# Spirit Air continues to disappoint



## Ken555 (Nov 7, 2012)

Forget to pay your for your bag in advance? Pay $100.

http://www.cnn.com/2012/11/06/travel/airline-fees-increasing/index.html


----------



## Talent312 (Nov 7, 2012)

One could not pay me to fly this low-rent, high-fee airline.
But if faced with this, trash your bag and buy what you need at your destination.


----------



## persia (Nov 7, 2012)

10 years ago this would have been a horrible airline, but all the airlines services have declined so it just seems pretty much average.  I flew from Boston to Chicago for $28, brought my own water and snaps and lived with their carry on restrictions.  It worked great for me.


----------



## kjsgrammy (Nov 8, 2012)

persia said:


> 10 years ago this would have been a horrible airline, but all the airlines services have declined so it just seems pretty much average.  I flew from Boston to Chicago for $28, brought my own water and snaps and lived with their carry on restrictions.  It worked great for me.
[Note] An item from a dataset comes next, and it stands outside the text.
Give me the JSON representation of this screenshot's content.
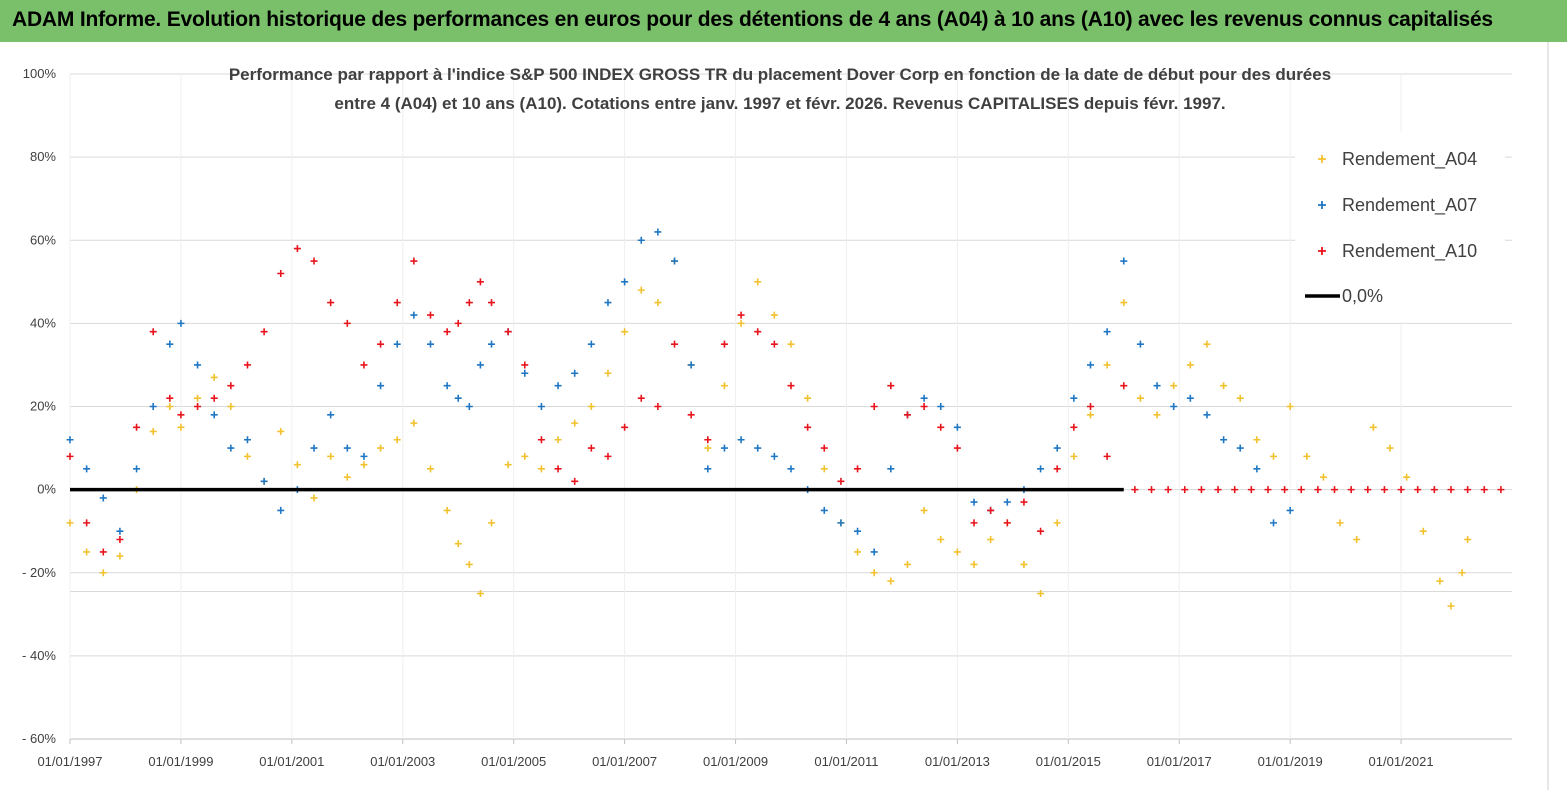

Agree with above.  We flew with our grandkids last July from Detroit to Tampa and then Orlando back to Detroit - had no problems flying Spirit.  Couldn't beat the price - under $400 total for all four of us, and that included picking our seats, and 2 checked bags both ways.
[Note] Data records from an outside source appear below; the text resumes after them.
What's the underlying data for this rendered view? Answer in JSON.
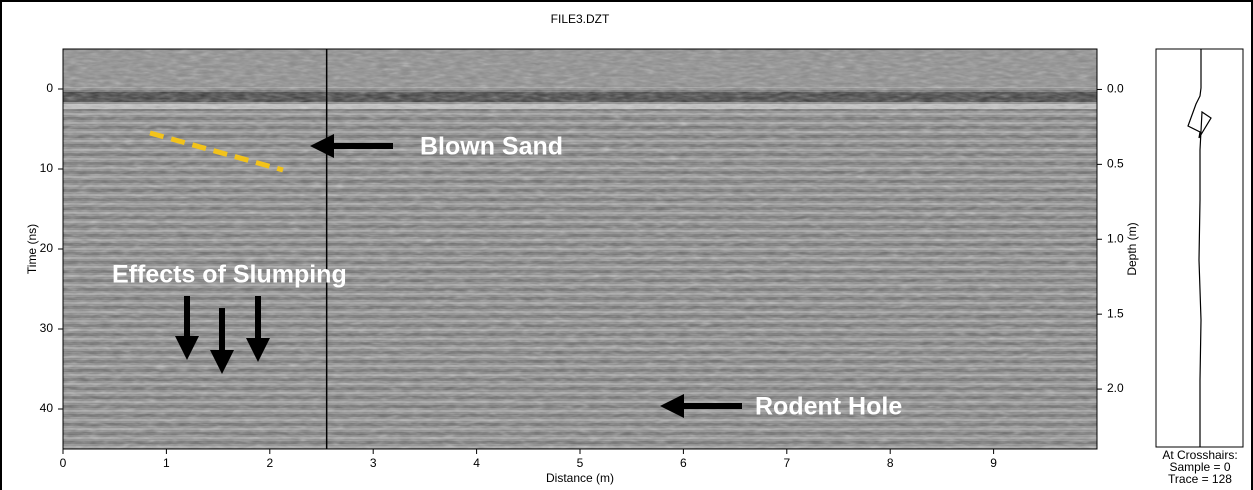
{
  "chart_data": {
    "type": "radargram",
    "title": "FILE3.DZT",
    "x_label": "Distance (m)",
    "y_label": "Time (ns)",
    "y2_label": "Depth (m)",
    "xlim": [
      0,
      10
    ],
    "xticks": [
      0,
      1,
      2,
      3,
      4,
      5,
      6,
      7,
      8,
      9
    ],
    "ylim": [
      45,
      -5
    ],
    "yticks": [
      0,
      10,
      20,
      30,
      40
    ],
    "y2lim": [
      2.4,
      -0.27
    ],
    "y2ticks": [
      {
        "value": 0,
        "label": "0.0"
      },
      {
        "value": 0.5,
        "label": "0.5"
      },
      {
        "value": 1,
        "label": "1.0"
      },
      {
        "value": 1.5,
        "label": "1.5"
      },
      {
        "value": 2,
        "label": "2.0"
      }
    ],
    "crosshair_x": 2.55,
    "annotations": [
      "Blown Sand",
      "Effects of Slumping",
      "Rodent Hole"
    ],
    "readout": [
      "At Crosshairs:",
      "Sample = 0",
      "Trace = 128"
    ]
  }
}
Is it a "gamble" flying with Spirit - absolutely (in my opinion), but because of the price, I gambled and won (for a change - don't get me around slots though - totally different story :rofl


----------



## Rent_Share (Nov 8, 2012)

The pricing model and program is about getting the plane turned around faster by penalizing behavior.
The market will vote with their feet, either by walking away or towards

Southwest turns their planes by all of the employees working together to "giterdone", IE Flight atendants cleaning the cabin while the plane is still unloading


----------



## Ken555 (Nov 8, 2012)

Glad to hear this works for some of you. I've never flown Spirit, and have absolutely no intention of flying them in future. Their pricing model just doesn't excite me.


----------



## Rent_Share (Nov 8, 2012)

Ken555 said:


> Glad to hear this works for some of you. I've never flown Spirit, and have absolutely no intention of flying them in future. Their pricing model just doesn't excite me.


 
Never have and Never will, just understand what they are trying to do.

As mainstream traditional airlines started charging for handling baggage, the amount of carryon luggage has increase delaying the loading and unloading. . . .


----------



## persia (Nov 8, 2012)

The notion of what is or isn'ta mainstream airline doesn't really exist.  Is Virgin America or Southwest or JetBlue a mainstream airline?  Why or why not?   

On the Tuesday after Sandy, when United, Delta, America and others had abandoned Logan airport to it's fate, Spirit still flew.  And they got their passengers to their destinations safely.

There is no substitute for being an informed consumer.  When you price your airline tickets add in the all the extras.  A hundred dollar flight on American will cost you much more than a hundred dollar flight on Southwest if you have bags and less than a $100 flight on Spirit.  

Always read the fine print.


----------



## x3 skier (Nov 8, 2012)

Fortunately for me as an Elite on AA and DL, I don't pay extra for anything and usually (>50%) get upgraded to First even at a cheap fare. 

Thankfully then, I don't have suffer Spirit, Aligient, Ryan Air, Easy Jet or any other who sell the ticket as a loss leader. 

Ya pays yer money and ya takes yer choice. 

Cheers


----------



## Ken555 (Nov 8, 2012)

persia said:


> Always read the fine print.



Of course. The problem is the lack of transparency that still exists when comparing some carriers. It's getting better, but still not great. For instance, I need several tickets to Denver in December and when I explored options Frontier looked the best - until I discovered they charge for everything, including seat assignments! We bought on Southwest and are saving significantly, yet the Frontier "flight price" is less. 

I'm all for saving money when flying, but not at the expense of convenience and customer service. I do not define a potential $100 fee for a carry-on bag to be good customer service. While I doubt I would forget to buy a bag slot in advance, I wouldn't even want to be in the same terminal as others who get hit with that fee and have to witness the resulting meltdown. I'd rather have airlines charge a reasonable fee for their service, and have it include at least a minimum of carry-on baggage (more than just a briefcase or purse).


----------



## persia (Nov 9, 2012)

Interestingly Spirit's website shows they have no tickets available to fly to or from Boston until 25 April 2013!  A lot of destinations sold out for December, January too.


----------



## x3 skier (Nov 10, 2012)

There will always be people who take Greyhound or Spirit and there will always be people who charter a jet or a limousine 

If it meets your needs, go with it. 

Cheers


----------